To this evolution of Church you might add the lust for power and wealth that pervaded the early Church and the empires that were built within the clerical hierarchy. It is said that power corrupts and that absolute power corrupts absolutely. The Church, except for certain sects within, became enamored with wealth and gain. Its empires were grown by conquest and dominance over “primitive” peoples within the guise of spreading the Gospel. With this background it is time to move into the definitions that are appropriate to “Christian Nation”.

 

To be precise in our definition we need to look at the meaning of the word “Christian”. In the common use sense a Christian is one who is a member of one of the denominations of the Christian Church. This membership is usually obtained by going through certain rituals, Baptism, Confirmation, some form of membership class or just by accepting an invitation to join. Many consider themselves to be Christian because of this definition.

 

In the Biblical, New Testament sense, a Christian is one who has become a follower of the teachings of Jesus Christ, forsaking one’s previous life, opening themselves to the presence of the Holy Spirit who brings the presence of God into their person and living a life on faith in God. The new mindset of the individual is centered especially in the precepts of the Sermon on the Mount and the Beatitudes. The focus is the unconditional love of God as it applies to one’s life and dealings with others.

 

The wealth of the Christian is a wealth of faith in God and not a wealth of prosperity or gain. God does not promise a life without obstacles but the power and courage to overcome the obstacles we meet.

 

A nation is a large body of people possessing its own territory ruled by a unified government.
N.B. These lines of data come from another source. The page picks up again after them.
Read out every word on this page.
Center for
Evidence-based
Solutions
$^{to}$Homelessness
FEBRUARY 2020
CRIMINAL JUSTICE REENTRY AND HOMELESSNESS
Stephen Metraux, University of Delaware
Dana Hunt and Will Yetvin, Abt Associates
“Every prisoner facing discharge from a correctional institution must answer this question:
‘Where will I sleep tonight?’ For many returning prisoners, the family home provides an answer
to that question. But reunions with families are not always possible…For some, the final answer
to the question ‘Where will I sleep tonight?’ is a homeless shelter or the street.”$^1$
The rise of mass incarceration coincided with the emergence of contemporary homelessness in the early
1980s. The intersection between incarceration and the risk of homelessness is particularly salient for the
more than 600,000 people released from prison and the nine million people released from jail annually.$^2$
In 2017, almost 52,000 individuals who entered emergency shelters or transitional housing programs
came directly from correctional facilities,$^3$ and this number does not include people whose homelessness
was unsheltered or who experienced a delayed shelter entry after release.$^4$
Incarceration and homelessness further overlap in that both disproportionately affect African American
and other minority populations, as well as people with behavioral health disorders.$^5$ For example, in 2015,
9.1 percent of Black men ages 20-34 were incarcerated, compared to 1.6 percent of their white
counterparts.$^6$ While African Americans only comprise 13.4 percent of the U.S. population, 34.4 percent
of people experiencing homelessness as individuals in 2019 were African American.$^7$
This nation is of itself amoral. It is the common culture that determines the mindset of the nation. This is the point where a nation may be thought of as Christian, Islamic, Hindu, etc. So what does it mean to have a nation whose culture is predominately Christian?

 

Nominally America developed as a Christian culture. Its mores, law, sense of justice have come from the Judeo-Christian influence of the colonists who settled here. The glitch in the program is that the sinfulness of humankind has distorted the ideal and replaced it with greed, violence and an individual repulsion to having societal norms. In political cultures this is not uncommon and largely the reason that socialism, communism and dictatorships are destined to fail.

 

In an ideal Christian Nation violence, greed, hedonism and self-centeredness would become absent being replaced by love, hope, caring and sharing. Therefore what is your answer to the question, “Is the United States of America a Christian Nation?